There’s a saying that “the only thing that is inevitable is change.” This has been especially true for me recently, as I’ve said goodbye to a couple of cherished old friends.
Last week, John DeSantis, owner of the Pittsburgh Home and Garden Show, died unexpectedly due to cancer. My history with John goes way back to the late winter of 1995. I was just beginning my series of Kennywood paintings with my new publisher, Denny Oliver. One thing we did a lot of in those days was brainstorming about how to introduce our new series to the public, and we came up with the idea of exhibiting at the annual Pittsburgh Home and Garden Show. I had done a pastels demonstration there once in the early 80s, and in 1994, Tom and I ran into a prominent local art director there, who encouraged us to give the show a try.
Soon I found myself dialing the number of the Pittsburgh Home and Garden Show, and as luck would have it, John DeSantis himself answered the phone. I introduced myself and was thrilled when he responded “I know who you are!” and when “Of course, you can join us!” followed shortly after.
John always had a huge smile and usually a big hug for me. Over the years (25 years as of 2020!), John afforded me many opportunities beyond the Home and Garden Show to showcase my work on TV, radio, and sometimes even decorating other spaces throughout the Convention Center. My career officially took off with that first show 27 years ago, and John would often introduce me to others who would in turn generate additional work for me.
Every January/February, I would attend the orientation/sales training meeting a month before the show opened. It seemed as if every year we heard the same instructions on how to make a better presentation and the best way to reach our customers. The training always included plenty of newbies, and even though I pretty much had his speech memorized, I would always show up anyway, and every time was as magical to me as the first. And once again this year, I’ll be at that meeting, right in the front row, encouraging others as John encouraged me.

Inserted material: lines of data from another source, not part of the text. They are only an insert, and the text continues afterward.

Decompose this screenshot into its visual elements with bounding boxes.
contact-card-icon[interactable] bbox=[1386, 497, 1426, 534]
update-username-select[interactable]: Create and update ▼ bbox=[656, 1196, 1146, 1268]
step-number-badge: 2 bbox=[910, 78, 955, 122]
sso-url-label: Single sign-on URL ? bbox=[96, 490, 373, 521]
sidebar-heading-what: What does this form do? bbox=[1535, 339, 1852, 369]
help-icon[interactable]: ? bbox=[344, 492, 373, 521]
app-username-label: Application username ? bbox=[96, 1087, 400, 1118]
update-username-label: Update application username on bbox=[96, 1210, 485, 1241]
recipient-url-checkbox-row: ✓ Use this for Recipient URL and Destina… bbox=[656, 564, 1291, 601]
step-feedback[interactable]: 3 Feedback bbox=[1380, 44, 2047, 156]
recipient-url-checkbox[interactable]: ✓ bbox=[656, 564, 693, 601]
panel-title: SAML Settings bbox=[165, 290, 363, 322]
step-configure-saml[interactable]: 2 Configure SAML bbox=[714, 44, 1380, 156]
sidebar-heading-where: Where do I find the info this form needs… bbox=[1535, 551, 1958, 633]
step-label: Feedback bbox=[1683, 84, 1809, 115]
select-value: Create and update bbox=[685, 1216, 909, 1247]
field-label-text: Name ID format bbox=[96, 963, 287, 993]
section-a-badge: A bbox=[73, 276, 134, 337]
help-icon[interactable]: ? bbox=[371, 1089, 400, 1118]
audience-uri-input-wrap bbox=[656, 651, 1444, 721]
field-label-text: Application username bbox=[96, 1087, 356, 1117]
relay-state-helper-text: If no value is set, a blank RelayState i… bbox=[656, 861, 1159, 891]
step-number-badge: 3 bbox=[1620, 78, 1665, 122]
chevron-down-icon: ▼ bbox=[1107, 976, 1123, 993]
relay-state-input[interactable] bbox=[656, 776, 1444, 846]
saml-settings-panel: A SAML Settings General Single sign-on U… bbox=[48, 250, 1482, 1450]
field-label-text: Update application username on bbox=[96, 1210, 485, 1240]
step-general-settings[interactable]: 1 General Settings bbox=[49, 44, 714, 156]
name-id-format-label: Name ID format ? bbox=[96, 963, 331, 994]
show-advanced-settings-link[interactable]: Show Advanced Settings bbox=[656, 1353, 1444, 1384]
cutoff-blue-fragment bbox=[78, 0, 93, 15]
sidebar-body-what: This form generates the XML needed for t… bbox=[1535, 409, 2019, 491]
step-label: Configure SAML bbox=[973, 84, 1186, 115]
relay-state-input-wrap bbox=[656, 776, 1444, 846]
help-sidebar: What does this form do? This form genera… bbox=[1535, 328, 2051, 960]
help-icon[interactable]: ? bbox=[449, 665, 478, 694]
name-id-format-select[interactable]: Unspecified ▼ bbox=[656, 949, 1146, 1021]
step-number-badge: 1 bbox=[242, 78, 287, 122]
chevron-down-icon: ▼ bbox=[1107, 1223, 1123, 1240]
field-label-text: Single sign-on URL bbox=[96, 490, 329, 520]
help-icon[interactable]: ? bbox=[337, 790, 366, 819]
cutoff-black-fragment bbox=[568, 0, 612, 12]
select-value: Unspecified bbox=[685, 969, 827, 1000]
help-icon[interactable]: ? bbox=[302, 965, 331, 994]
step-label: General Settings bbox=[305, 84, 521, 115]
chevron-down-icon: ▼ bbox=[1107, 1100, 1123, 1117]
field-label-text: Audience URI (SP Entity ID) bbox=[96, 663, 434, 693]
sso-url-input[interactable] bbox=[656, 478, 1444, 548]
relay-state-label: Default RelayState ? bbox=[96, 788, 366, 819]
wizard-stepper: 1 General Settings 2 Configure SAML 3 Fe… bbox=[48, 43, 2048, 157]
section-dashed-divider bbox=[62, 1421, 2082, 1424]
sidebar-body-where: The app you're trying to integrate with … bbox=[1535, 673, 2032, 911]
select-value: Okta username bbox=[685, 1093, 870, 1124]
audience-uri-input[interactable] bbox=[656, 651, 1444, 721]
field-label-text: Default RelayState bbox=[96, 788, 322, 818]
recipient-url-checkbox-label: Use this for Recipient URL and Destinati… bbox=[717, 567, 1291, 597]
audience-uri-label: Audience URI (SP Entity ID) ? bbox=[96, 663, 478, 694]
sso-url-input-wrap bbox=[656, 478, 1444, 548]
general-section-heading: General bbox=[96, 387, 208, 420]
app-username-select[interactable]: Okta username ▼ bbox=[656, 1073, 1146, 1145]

John DeSantis was a force of nature. He made the Home and Garden Show something spectacular, always evolving and growing. With his passing, this year’s show will be quite emotional. I am so grateful for all that he did, and I’m sure his family will continue to honor his memory by presenting a fine ten-day event.
Earlier this week, Tom was reading the news when he looked up and said “The Blue Streak roller coaster at Conneaut is on FIRE!” Oh no, not the Blue Streak, the wonderful vintage roller coaster that was the subject of one of my favorite paintings!
It’s been difficult to follow the sad news about the gradual dismantling of Conneaut Lake Park. I remember when I first walked alongside the Blue Streak, thinking how much it looked like The Dips at West View Park, which I had painted years earlier. Unfortunately, it seems that The Dips and the Blue Streak have something else in common – they both met a fiery end. But I’m glad I had the opportunity to paint this memorable coaster that was part of so many fond memories for generations of visitors.
As we enter into the new year, I pray that you have more joy than sorrow, more love that misunderstanding, and more faith than illusion. Take the time to appreciate the people in your life and the experiences you’re given.